Seeding does not have to be a complex or expensive process to be successful. Lynn Stevens, Managing Director of Lloyd James, describes the organization's seeding programme as ‘based on a simple system of friends and family around the country. We add seeds to data using unique initials each time. It is part of our process, not something we discuss at the start. We are trying to control what happens and control how people are using the information’.

Publicize your use of seeds and describe it in your contracts, ensuring that third parties understand that the data are being monitored.

Outsourcing third-party controls

The steps listed above, from mapping your touch points to auditing and seeding third-party activity, all relate to the robustness of your policies and processes and can all be undertaken internally using existing resources. A keen appreciation of where your key risks lie and the will to make your data more secure are more important than a specialist skill set.

However, there are some organizations for which it is obvious that data management rapidly escalates into a complex process. With a long supply chain across and beyond the enterprise, the challenge of maintaining the completeness, integrity and availability of data is clearly growing. Data governance structures and the need to demonstrate compliance mean each point of data entry, usage and transfer needs to be closely controlled, monitored and audited. As a result, an organization may choose to outsource some or all aspects of third-party control. While at first sight this may appear to be at variance with the goal of risk management and control, it has the significant benefit of allowing the company to focus its resources on managing a limited number of relationships and managing those relationships well.

In 2010, KPMG with RBS won the Business Strategy category at the MCA Management Awards for a full-scale data security review of all of RBS third-party relationships. Worried about the risk of data loss among the bewildering array of third parties with which it had dealings, RBS commissioned KPMG to identify each of the third parties with which it shared data, audit the information security of each supplier and recommend changes where appropriate. KPMG audited a staggering total of 860 suppliers over a 13-week period and has now implemented a standard process across RBS for reviews and assessments of new and existing third parties.

In 2011, DQM Group launched its Secure Distribution Hub, a suite of services and solutions that link up multiple data management stages, apply the appropriate inputs and provide management information (Figure 1).

Figure 1
figure 1

Automating elements of governance and management

Early adopters of the Hub are data owners who see the service as a straightforward and cost-effective means of ensuring that they meet their data protection obligations and receive all the revenues due to them. Royal Mail adopted this system to ensure their business is operating and benefiting as planned from the multiple data sets the organization releases through third-party resellers.

However, the Secure Data Hub should prove equally valuable to any organization needing to track which data processors have received data and to check how those data are being used.

The distribution module comes into play where data are licensed to multiple different end users, each taking a specific cut or profile of the records, and where different data sets are provided to multiple third-party data processors. The configuration for each version of the file is pre-set in this module to ensure they receive data exactly as they are expecting it — and to ensure that the organization's internal rules as to what data can be provided to which third-party processor are adhered to.

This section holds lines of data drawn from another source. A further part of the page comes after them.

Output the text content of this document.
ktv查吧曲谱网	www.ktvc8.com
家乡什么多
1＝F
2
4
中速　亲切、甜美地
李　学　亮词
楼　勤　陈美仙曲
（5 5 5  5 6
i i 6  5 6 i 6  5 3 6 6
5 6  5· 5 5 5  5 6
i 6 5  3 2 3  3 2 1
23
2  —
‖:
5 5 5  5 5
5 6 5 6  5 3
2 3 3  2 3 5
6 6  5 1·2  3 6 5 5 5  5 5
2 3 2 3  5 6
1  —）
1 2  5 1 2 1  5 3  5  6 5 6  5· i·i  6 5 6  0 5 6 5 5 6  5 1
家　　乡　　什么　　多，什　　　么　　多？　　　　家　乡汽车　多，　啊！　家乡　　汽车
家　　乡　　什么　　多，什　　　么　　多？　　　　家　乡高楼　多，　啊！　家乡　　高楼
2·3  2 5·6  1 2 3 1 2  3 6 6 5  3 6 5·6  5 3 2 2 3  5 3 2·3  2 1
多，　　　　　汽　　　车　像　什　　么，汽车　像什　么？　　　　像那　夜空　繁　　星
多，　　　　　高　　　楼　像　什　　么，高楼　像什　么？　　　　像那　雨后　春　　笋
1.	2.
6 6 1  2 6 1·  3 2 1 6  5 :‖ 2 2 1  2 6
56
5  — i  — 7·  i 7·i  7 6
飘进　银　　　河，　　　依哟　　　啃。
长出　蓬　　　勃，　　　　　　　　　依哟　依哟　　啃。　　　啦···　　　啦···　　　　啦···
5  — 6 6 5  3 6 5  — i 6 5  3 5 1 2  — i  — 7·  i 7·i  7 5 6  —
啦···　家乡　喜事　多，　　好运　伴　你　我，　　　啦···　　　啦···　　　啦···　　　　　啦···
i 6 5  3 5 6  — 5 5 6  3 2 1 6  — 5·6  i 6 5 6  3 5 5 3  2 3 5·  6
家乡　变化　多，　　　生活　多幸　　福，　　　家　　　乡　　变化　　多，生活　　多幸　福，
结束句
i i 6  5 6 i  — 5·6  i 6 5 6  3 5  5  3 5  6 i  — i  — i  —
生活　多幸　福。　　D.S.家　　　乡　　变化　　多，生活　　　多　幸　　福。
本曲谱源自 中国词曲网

Seeding is then applied. The templates created for the load module play an important role here because they ensure that seed records appear in the file looking exactly like the original records. This also applies to any specific selections, and thus if data need to meet a set geography, only seeds from within that region will appear. The number of seeds added at this stage is also proportionate to the file size.

Conclusion

As the Data Controller, it is your responsibility to control the use of the personal data you hold and the Information Commissioner has been shown to have little sympathy with organizations that abdicate responsibility to unreliable and untested third parties. Introducing robust internal processes around who can dispatch data to external organizations and what data can be sent will go some way towards resolving this issue; implementing standard contract clauses and tough SLAs for third parties will take you even further. Above all, protecting the value of data assets released to third-party processors is about actively managing those relationships and continually checking that your standards have been met and your data remain protected.

Summary key points

In this paper, you will have learned:

  • The reasons why it is vital to police your relationships with third-party data processors in order to meet your obligations under the Data Processing Act;

  • The key risks posed by these third-party relationships;

  • The importance of creating consistent internal rules for who can supply data to third parties and what those rules should cover;

  • How to manage the data processor relationship through contracts and SLAs;

  • What the SLA should contain;

  • How to monitor and improve data processor compliance through seeding and auditing.